Stereo view of a low-resolution version of the EF-G x-ray structure shown in Fig. 2B, superimposed onto the 3D map of the 70S–EF-G–GDP–fusidic acid complex (shown as a transparent blue surface). Color coding for different domains of the x-ray structure is the same as in Fig. 2: domain I, magenta and brown (core G domain, magenta; insert G′ domain, brown); domain II, blue; domain III, green; domain IV, yellow; and domain V, red. (A) In the intersubunit face view, the 30S subunit is on the left and the 50S subunit on the right. (B) Same as a but presented from the 30S-solvent side to show that the G′ domain is involved in the formation of the arc-like structure with the base of the L7/L12 stalk. Because only the lower part of the arc-like structure is occupied by the x-ray structure, the upper part is probably contributed by the C-terminal domain of one of the folded L7/L12 molecule (see text), which becomes pronounced only upon factor binding (see also ref. 24).
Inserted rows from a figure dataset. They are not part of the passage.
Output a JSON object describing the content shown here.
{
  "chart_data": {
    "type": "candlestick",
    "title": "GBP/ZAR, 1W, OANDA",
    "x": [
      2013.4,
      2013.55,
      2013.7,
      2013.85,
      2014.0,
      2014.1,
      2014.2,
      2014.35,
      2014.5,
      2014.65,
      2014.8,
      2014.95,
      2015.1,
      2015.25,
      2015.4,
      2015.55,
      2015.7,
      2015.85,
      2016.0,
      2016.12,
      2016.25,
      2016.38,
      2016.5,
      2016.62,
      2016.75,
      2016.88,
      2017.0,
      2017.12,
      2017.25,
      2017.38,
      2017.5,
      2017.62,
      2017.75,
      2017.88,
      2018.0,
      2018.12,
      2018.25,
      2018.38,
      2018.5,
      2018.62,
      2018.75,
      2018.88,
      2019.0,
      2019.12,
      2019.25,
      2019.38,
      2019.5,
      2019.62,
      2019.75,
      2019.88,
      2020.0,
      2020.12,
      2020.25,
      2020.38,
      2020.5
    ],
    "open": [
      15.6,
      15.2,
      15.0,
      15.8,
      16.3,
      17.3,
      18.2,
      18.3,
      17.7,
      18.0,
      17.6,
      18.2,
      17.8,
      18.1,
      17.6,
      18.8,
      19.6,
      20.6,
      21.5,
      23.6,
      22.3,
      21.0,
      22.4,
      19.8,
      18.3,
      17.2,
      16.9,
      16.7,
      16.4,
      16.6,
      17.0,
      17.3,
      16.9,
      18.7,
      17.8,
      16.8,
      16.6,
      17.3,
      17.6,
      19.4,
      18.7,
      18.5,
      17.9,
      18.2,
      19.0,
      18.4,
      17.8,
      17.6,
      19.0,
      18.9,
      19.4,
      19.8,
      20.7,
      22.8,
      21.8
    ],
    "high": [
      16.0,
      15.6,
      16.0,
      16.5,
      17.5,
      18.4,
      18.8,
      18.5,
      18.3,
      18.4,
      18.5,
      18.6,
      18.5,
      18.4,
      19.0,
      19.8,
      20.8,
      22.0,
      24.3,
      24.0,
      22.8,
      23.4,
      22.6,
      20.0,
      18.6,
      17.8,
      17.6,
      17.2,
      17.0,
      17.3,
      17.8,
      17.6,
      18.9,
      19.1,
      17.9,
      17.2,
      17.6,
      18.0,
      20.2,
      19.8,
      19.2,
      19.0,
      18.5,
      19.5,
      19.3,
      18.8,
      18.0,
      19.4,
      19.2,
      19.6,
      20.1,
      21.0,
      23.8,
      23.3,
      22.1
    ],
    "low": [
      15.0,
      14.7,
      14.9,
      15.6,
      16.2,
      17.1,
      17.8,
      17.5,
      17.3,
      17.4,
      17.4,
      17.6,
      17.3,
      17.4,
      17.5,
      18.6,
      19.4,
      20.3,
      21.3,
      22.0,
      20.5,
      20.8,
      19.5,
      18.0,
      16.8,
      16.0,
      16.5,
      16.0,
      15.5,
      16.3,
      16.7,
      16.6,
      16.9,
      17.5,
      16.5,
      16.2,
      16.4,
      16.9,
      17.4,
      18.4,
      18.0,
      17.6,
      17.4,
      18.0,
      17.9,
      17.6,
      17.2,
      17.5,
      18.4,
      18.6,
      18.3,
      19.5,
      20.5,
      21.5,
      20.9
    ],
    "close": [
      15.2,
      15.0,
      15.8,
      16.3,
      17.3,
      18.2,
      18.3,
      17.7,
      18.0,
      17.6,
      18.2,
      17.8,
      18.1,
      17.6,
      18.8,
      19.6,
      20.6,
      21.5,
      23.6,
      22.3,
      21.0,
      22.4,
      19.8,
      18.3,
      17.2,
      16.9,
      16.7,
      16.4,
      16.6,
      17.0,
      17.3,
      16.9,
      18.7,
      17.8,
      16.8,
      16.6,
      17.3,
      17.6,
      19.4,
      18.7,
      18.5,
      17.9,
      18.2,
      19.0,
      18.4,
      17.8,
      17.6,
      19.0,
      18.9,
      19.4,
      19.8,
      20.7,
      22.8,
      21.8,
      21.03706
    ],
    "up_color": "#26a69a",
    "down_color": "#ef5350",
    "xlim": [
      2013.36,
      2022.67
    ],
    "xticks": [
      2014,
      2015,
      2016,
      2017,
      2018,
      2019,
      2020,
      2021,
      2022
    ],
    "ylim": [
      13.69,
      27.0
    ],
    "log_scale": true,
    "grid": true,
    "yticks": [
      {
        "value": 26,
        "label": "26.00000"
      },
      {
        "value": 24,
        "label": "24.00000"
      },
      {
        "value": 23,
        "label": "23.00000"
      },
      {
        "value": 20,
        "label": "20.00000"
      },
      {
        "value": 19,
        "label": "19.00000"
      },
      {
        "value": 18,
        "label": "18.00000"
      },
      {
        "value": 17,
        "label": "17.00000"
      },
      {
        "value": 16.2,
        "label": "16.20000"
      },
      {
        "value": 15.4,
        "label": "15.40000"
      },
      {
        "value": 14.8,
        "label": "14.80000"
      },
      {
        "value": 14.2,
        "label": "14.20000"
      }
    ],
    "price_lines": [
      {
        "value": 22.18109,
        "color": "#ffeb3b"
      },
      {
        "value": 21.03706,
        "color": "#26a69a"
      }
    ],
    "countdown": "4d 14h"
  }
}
Landmarks have been abbreviated to avoid visual complexity of the stereo picture. For 30S subunit: h, head; b, body. For 50S subunit: CP, central protuberance; St, L7/L12 Stalk; L1, L1 protein.

Figure 4

Same as Fig. 3A but showing a magnified view of the site of interaction of different domains of EF-G with the ribosome. Particularly important to note is the partial overlap of domain IV with the A-site tRNA (pink), as obtained from a cryo map of a pretranslocational complex (R.K.A., P.P., R.A.G., N. Burkhardt, R. Jünemann, K. H. Nierhaus, and J.F., unpublished results). Also, note the proximity of the anticodon end of the A site tRNA to the tip of the domain IV. Various domains are labeled with roman numerals and the A-site tRNA is marked as A. Other landmarks are as in Fig. 3.